Klomparens, K., & Beck, J. (1997). Materials on the "Effective Strategies for Setting Expectations and Resolving Conflict for Graduate Students" program. East Lansing, MI: Michigan State University.

These materials point out that there is national recognition of the serious nature of interpersonal conflicts between graduate students and faculty and that these relationships directly affect attrition rates for doctoral students. The extent of the problem indicates a need to search for effective solutions to improve faculty-graduate student relations. Karen Klomparens, Associate Dean and Professor, and John Beck, Associate Professor, are developing a proactive approach using interest-based negotiation strategies to set expectations and resolve conflicts between faculty and graduate students in an early and on-going manner. Their program, titled "Effective Strategies for Setting Expectations and Resolving Conflict for Graduate Students," aims to improve retention rates and to effectively resolve conflicts when they arise. The program involves graduate students and faculty in four activities over a period of hours and/or several sessions: learning approaches for negotiation and conflict resolution; participating in facilitated discussions; using video vignettes as conversation triggers about areas of possible conflict and differing expectations within their discipline and in graduate education generally; and using negotiation approaches to establish understandings of mutual expectations and responsibilities.


Leatherman, C. (1997, July 18). Should dog walking and house sitting be required for a Ph.D.? Chronicle of Higher Education, A10-11.

This article addresses the complexities of the advisor-advisee relationship and, in particular, the gray area that emerges when students agree to do jobs for or with their professors outside of the academic context. While many graduate students may accept jobs such as house sitting or driving to the airport because they see them as chances to develop broader relationships with their advisor, others may accept them because they feel pressured. Because of this gray area, graduate students can be taken advantage of and professors can be sued. The article suggests that advisors are simply better off not requesting personal work favors of their graduate students unless fair and clear compensation can be offered.


Temple, L. (1998, December 9). Debt, isolation can break grad students. USA Today, 1D.

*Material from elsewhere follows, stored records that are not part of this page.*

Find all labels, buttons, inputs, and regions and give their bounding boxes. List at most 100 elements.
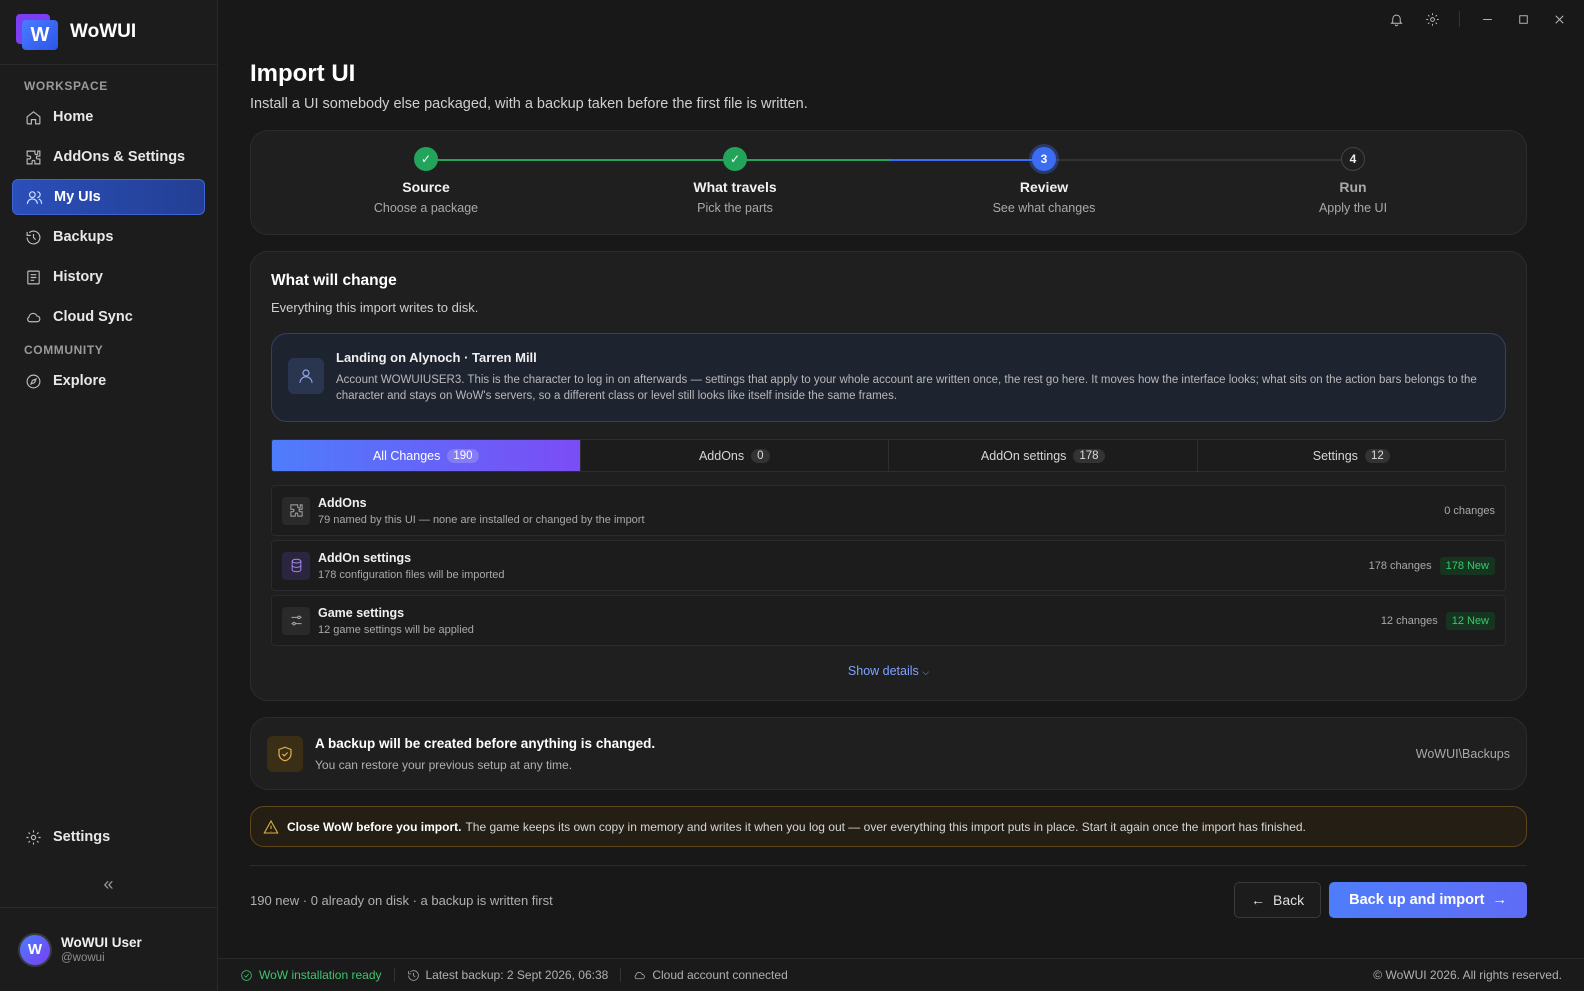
sidebar-item-label: My UIs [54, 189, 101, 205]
backup-and-import-button[interactable]: Back up and import → [1329, 882, 1527, 918]
main-panel: Import UI Install a UI somebody else pac… [218, 0, 1584, 991]
nav-section-community: COMMUNITY [24, 343, 104, 357]
nav-section-workspace: WORKSPACE [24, 79, 108, 93]
changes-card: What will change Everything this import … [250, 251, 1527, 701]
tab-addon-settings[interactable]: AddOn settings 178 [889, 440, 1198, 471]
step-review[interactable]: 3 Review See what changes [944, 147, 1144, 215]
show-details-link[interactable]: Show details ⌵ [251, 664, 1526, 678]
backup-card: A backup will be created before anything… [250, 717, 1527, 790]
arrow-right-icon: → [1492, 892, 1508, 908]
sidebar-item-label: Backups [53, 229, 114, 245]
change-tabs: All Changes 190 AddOns 0 AddOn settings 178… [271, 439, 1506, 472]
users-icon [25, 188, 43, 206]
sidebar-item-explore[interactable]: Explore [12, 363, 205, 399]
brand[interactable]: W WoWUI [0, 0, 217, 65]
page-title: Import UI [250, 60, 356, 87]
change-count: 12 changes [1380, 614, 1438, 627]
step-what-travels[interactable]: ✓ What travels Pick the parts [635, 147, 835, 215]
window-controls [1387, 10, 1568, 28]
status-bar: WoW installation ready Latest backup: 2 … [218, 958, 1584, 991]
sidebar-item-my-uis[interactable]: My UIs [12, 179, 205, 215]
list-item[interactable]: Game settings 12 game settings will be a… [271, 595, 1506, 646]
new-badge: 178 New [1439, 556, 1495, 575]
cloud-icon [24, 308, 42, 326]
step-run[interactable]: 4 Run Apply the UI [1253, 147, 1453, 215]
list-item[interactable]: AddOns 79 named by this UI — none are in… [271, 485, 1506, 536]
check-circle-icon [241, 969, 252, 981]
chevron-down-icon: ⌵ [922, 667, 930, 677]
stepper: ✓ Source Choose a package ✓ What travels… [250, 130, 1527, 235]
changes-title: What will change [271, 272, 397, 289]
page-subtitle: Install a UI somebody else packaged, wit… [250, 96, 808, 112]
tab-settings[interactable]: Settings 12 [1197, 440, 1505, 471]
gear-icon[interactable] [1423, 10, 1441, 28]
changes-subtitle: Everything this import writes to disk. [271, 300, 479, 315]
sidebar-bottom: Settings « W WoWUI User @wowui [0, 817, 217, 991]
sidebar-item-label: Explore [53, 373, 107, 389]
backup-status: Latest backup: 2 Sept 2026, 06:38 [407, 968, 608, 982]
brand-name: WoWUI [70, 21, 137, 42]
tab-addons[interactable]: AddOns 0 [580, 440, 889, 471]
shield-icon [267, 735, 303, 772]
backup-title: A backup will be created before anything… [315, 735, 656, 751]
sidebar-item-settings[interactable]: Settings [12, 819, 205, 855]
content: Import UI Install a UI somebody else pac… [250, 60, 1527, 918]
change-rows: AddOns 79 named by this UI — none are in… [271, 485, 1506, 646]
arrow-left-icon: ← [1251, 892, 1266, 908]
sidebar-item-label: Settings [53, 829, 111, 845]
puzzle-icon [24, 148, 42, 166]
bell-icon[interactable] [1387, 10, 1405, 28]
list-item[interactable]: AddOn settings 178 configuration files w… [271, 540, 1506, 591]
import-summary: 190 new · 0 already on disk · a backup i… [250, 892, 553, 908]
maximize-icon[interactable] [1514, 10, 1532, 28]
landing-title: Landing on Alynoch · Tarren Mill [336, 350, 537, 365]
home-icon [24, 108, 42, 126]
puzzle-icon [282, 496, 310, 525]
backup-path[interactable]: WoWUI\Backups [1416, 747, 1510, 761]
compass-icon [24, 372, 42, 390]
count-badge: 12 [1364, 448, 1390, 463]
sidebar-item-home[interactable]: Home [12, 99, 205, 135]
cloud-status: Cloud account connected [633, 968, 788, 982]
sidebar-item-label: Cloud Sync [53, 309, 133, 325]
close-icon[interactable] [1550, 10, 1568, 28]
user-icon [288, 358, 324, 394]
landing-character-card: Landing on Alynoch · Tarren Mill Account… [271, 333, 1506, 422]
tab-all-changes[interactable]: All Changes 190 [272, 440, 581, 471]
sidebar-item-label: History [53, 269, 103, 285]
count-badge: 0 [751, 448, 770, 463]
gear-icon [24, 828, 42, 846]
warning-icon [263, 819, 279, 834]
divider [250, 865, 1527, 866]
history-icon [24, 228, 42, 246]
logo: W [16, 14, 58, 50]
sidebar-item-history[interactable]: History [12, 259, 205, 295]
count-badge: 190 [447, 448, 479, 463]
cloud-icon [634, 971, 646, 979]
backup-subtitle: You can restore your previous setup at a… [315, 757, 573, 772]
sidebar-item-label: Home [53, 109, 94, 125]
close-wow-warning: Close WoW before you import. The game ke… [250, 806, 1527, 847]
list-icon [24, 268, 42, 286]
database-icon [282, 551, 310, 580]
history-icon [407, 969, 419, 981]
sidebar-item-label: AddOns & Settings [53, 149, 186, 165]
landing-body: Account WOWUIUSER3. This is the characte… [336, 374, 1477, 402]
sidebar-item-cloud-sync[interactable]: Cloud Sync [12, 299, 205, 335]
sidebar-item-addons-settings[interactable]: AddOns & Settings [12, 139, 205, 175]
minimize-icon[interactable] [1478, 10, 1496, 28]
change-count: 178 changes [1368, 559, 1432, 572]
copyright: © WoWUI 2026. All rights reserved. [1373, 968, 1562, 982]
back-button[interactable]: ← Back [1234, 882, 1322, 918]
footer-actions: 190 new · 0 already on disk · a backup i… [250, 882, 1527, 918]
install-status: WoW installation ready [240, 968, 382, 982]
step-source[interactable]: ✓ Source Choose a package [326, 147, 526, 215]
check-icon: ✓ [414, 147, 438, 171]
sidebar-item-backups[interactable]: Backups [12, 219, 205, 255]
user-handle: @wowui [61, 952, 105, 964]
avatar: W [18, 932, 52, 967]
count-badge: 178 [1073, 448, 1105, 463]
sidebar: W WoWUI WORKSPACE Home AddOns & Settings… [0, 0, 218, 991]
user-profile[interactable]: W WoWUI User @wowui [0, 907, 217, 991]
collapse-sidebar-button[interactable]: « [0, 869, 217, 899]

Recent events such as the suicide of a Harvard doctoral student and the strike of teaching assistants at Berkeley prompted this article, which asserts that many graduate students struggle with financial anxieties on top of academic ones, tenuous make-or-break relationships with faculty, and few places to turn for support.


University of Michigan, Ann Arbor. (1999). Graduate Student Mentoring Handbook. [On-line]. Available: http://www.rackham.umich.edu/StudentInfo/Publications/index.html

These handbooks are divided into two sections: Developing Relationships with Mentors and Mentorship Issues within a Diverse Community. The first section presents the results of interviews and focus groups: an assemblage of best practices in mentoring. The second part discusses issues of import to particular groups of students, as well as the great commonalties that exist across groups.